No secondary characterization is wasted between the hospitals, backlots and hard-up households that Connie passes through on his long night’s journey into day — whether it’s an incandescently wasted Jennifer Jason Leigh as his self-oriented sometime girlfriend Corey, or Taliah Webster, a terrifically unaffected newcomer, as Crystal, a coolly curious but guileless African-American teen drawn into the chaos for want of anything better to do.
Webster’s scenes with Pattinson are at once among the film’s most unsettling and most warmly observational, tacitly noting the social prejudices that unite and divide them both: They may both exist on society’s deprived margins, but it’s the innocent girl’s race that, at one key point, makes her a greater object of the police suspicion than the at-large bank robber beside her. Less subtly, “Good Time” alludes to authoritarian abuse of power when Connie and Crystal channel-flip past one of those gussied-up cop reality shows: “I don’t wanna see them justify this shit,” he mumbles.

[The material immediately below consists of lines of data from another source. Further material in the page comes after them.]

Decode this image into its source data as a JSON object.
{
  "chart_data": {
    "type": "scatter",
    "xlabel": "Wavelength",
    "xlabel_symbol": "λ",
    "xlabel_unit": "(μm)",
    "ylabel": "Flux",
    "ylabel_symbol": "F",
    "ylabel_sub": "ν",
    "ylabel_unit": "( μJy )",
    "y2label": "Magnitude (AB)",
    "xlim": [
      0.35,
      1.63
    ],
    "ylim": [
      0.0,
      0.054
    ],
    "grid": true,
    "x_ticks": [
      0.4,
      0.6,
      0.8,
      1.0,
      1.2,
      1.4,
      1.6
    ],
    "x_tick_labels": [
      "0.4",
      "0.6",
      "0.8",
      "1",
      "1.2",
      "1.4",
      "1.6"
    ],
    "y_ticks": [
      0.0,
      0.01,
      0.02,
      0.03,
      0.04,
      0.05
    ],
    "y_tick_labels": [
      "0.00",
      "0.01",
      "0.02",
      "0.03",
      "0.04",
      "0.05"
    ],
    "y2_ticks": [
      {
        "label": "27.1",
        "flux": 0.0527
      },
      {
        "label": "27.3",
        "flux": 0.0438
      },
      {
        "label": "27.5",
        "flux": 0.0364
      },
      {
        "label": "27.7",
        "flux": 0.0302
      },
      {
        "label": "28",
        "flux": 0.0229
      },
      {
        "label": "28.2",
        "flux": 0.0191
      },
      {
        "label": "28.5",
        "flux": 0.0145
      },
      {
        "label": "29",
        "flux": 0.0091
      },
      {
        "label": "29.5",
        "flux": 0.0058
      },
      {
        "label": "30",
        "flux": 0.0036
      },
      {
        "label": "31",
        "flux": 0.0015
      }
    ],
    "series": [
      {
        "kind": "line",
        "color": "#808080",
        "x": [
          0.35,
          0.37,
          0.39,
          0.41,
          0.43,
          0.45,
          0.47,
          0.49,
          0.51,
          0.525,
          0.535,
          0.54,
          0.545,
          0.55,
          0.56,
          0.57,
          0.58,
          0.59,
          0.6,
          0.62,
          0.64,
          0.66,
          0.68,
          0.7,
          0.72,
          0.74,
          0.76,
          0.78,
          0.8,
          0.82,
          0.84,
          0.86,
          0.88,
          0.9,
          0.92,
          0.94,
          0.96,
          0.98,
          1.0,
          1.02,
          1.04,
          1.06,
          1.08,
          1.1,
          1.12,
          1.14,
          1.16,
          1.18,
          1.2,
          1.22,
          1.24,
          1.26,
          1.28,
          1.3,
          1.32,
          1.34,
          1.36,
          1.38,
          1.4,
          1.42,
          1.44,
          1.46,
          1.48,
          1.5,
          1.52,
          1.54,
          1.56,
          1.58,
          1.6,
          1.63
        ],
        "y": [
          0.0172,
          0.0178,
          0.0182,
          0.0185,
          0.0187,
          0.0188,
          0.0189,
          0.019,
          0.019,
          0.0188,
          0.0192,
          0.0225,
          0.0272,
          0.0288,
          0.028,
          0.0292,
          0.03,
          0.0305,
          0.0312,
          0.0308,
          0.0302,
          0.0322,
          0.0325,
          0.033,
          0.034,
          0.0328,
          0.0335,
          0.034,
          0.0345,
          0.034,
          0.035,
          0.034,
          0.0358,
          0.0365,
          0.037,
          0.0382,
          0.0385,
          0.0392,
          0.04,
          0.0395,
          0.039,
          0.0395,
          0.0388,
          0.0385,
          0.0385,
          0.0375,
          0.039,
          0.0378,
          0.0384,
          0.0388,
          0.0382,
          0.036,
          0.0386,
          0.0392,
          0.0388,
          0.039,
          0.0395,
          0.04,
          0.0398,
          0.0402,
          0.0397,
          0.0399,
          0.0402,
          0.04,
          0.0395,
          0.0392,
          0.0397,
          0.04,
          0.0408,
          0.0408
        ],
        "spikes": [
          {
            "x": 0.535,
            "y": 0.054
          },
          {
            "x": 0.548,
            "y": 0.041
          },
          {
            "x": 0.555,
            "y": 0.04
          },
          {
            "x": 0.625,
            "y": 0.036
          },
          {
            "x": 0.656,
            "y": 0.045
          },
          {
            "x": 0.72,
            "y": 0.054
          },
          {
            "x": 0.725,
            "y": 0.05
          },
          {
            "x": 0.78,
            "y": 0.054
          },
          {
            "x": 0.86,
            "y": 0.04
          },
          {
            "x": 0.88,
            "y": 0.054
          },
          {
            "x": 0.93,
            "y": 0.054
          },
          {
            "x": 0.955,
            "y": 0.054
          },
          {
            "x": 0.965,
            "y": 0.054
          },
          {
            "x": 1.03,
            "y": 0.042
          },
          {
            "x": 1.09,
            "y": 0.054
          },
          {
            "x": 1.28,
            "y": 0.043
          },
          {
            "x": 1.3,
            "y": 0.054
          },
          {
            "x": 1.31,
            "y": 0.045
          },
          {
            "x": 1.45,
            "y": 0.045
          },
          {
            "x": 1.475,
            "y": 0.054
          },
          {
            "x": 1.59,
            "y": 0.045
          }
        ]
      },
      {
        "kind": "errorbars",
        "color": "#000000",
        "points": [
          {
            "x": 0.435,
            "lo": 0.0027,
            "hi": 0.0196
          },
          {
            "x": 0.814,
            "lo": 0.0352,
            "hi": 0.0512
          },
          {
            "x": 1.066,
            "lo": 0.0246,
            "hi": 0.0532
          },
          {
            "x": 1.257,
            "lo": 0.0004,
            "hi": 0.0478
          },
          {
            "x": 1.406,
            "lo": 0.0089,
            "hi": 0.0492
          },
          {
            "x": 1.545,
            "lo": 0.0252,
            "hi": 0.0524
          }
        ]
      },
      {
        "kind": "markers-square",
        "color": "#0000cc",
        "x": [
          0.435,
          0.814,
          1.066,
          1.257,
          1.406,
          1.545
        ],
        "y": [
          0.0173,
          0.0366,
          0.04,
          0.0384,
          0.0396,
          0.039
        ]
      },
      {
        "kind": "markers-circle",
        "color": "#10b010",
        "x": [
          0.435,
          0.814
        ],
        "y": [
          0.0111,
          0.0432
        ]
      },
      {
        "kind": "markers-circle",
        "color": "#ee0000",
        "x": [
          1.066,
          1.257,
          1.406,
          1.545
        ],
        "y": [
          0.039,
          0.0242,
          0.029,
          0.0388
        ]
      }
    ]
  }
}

The balance of moral crookedness and conscience in “Good Time” is thus a complex one. That the film works such social and psychological nuance into what otherwise amounts to a breathless, battering pulp thriller — precision-edited to 100 minutes, though it feels shorter and antsier still — is perhaps the most impressive of its achievements. These restlessly independent auteurs have passed the genre-foray test with flying neon colors, at no cost or compromise to their abrasively humane worldview. If you’re going to have a good time in a Safdie brothers film, in other words, it’s got to be on their tense, troubled terms.